In terms of top materials (cotton, denim, fur, lace, leather, and tweed), the model achieved an accuracy rate of 57.04% on the test dataset. For the classification of top pattern (floral, plaid, graphic, solid, spotted, and stripe), the model showed an accuracy rate of 89.81% on the test set. The confusion matrix heatmap for top material classification is depicted in Figure 10a. The confusion matrix heatmap for top pattern classification is presented in Figure 10b. Bottoms are mainly categorized into “Skirt” and “Trousers”. On the test dataset, the model records an average accuracy of 91.2%. The confusion matrix heatmap for bottom type classification is presented in Figure 11.
The determination of sleeve length relied on the ratio of exposed skin pixels within the detected lower arm frames. Sleeves were classified as short if the bare skin ratio exceeded 0.3 and as long sleeves if the ratio was below 0.3, with accuracy rates of 93.72% and 84.49% for short and long sleeves, respectively. The methodology for determining the length of bottoms was analogous, initially checking for the presence of skin pixels within thigh frames. In the absence of skin pixels in thigh frames, calf frames were examined.
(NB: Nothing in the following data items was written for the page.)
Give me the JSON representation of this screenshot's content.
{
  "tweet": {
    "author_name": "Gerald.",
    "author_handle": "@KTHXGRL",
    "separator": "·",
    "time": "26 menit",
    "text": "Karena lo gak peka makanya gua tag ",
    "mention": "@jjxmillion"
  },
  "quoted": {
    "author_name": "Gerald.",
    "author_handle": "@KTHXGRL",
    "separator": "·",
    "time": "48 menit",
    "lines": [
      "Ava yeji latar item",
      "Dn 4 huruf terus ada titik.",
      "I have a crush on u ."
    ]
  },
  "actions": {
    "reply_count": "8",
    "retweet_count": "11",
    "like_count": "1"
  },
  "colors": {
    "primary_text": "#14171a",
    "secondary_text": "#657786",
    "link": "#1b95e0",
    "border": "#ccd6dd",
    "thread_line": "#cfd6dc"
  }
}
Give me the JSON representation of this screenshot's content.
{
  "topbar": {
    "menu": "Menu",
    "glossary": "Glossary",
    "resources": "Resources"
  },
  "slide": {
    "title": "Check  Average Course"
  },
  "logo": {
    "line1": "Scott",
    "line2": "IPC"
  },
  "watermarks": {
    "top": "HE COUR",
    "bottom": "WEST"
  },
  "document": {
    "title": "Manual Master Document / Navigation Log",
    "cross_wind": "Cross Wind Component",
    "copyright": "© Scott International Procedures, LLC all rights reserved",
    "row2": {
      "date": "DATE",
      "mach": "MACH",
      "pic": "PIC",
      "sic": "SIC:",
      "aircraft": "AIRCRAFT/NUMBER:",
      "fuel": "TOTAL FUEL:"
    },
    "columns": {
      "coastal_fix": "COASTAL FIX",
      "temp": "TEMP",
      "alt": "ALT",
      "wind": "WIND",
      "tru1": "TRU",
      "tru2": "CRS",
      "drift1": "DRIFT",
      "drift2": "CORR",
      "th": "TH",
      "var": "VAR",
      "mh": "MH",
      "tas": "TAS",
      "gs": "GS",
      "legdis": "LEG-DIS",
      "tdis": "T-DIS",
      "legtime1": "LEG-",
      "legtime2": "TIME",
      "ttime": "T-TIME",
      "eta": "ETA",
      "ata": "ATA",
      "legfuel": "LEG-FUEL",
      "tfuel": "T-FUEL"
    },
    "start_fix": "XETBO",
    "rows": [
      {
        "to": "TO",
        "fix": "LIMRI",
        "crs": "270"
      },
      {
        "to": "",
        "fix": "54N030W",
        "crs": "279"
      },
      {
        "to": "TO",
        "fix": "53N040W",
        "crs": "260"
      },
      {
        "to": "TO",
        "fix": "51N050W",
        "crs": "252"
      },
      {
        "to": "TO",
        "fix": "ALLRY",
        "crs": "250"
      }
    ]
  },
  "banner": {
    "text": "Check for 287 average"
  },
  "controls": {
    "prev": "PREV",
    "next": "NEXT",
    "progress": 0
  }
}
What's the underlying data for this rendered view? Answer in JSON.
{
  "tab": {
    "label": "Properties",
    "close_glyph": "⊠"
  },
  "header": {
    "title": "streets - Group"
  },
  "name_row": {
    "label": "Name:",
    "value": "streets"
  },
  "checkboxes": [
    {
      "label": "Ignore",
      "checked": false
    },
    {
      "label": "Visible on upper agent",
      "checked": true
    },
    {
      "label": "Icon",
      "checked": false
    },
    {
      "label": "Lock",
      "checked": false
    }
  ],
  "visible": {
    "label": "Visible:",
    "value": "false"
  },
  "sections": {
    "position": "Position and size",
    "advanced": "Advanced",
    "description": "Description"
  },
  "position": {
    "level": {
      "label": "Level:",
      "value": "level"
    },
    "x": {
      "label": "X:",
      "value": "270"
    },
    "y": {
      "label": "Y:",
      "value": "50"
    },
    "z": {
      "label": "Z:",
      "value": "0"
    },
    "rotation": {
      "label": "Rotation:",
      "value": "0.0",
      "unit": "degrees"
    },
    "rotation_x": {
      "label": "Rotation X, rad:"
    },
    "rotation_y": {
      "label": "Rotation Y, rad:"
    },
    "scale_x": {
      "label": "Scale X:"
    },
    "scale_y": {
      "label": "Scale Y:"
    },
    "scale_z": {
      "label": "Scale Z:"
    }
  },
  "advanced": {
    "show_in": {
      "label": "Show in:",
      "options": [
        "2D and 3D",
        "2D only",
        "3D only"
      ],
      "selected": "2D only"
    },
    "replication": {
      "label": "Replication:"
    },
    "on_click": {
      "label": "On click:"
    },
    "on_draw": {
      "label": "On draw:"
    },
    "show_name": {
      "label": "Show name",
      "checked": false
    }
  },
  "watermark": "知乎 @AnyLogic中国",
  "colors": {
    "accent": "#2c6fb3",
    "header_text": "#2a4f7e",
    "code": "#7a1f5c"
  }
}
Bottoms were categorized as short or long based on the skin exposure ratio calculated within the calf frames, with the model achieving an accuracy rate of 80.23% on the test dataset. Table 3 displays the performance of the sleeve and bottom length results.

4.5. Proceeding Speed

The experiments used the Pytorch 0.4.0 deep learning framework on a 64-bit Ubuntu 16.04 operating system, facilitated by the Nvidia TITAN Xp GPU for training. The execution time of the code for each segment in the experimental setup of this study is presented in Table 4. The final results of an example are shown in Figure 12.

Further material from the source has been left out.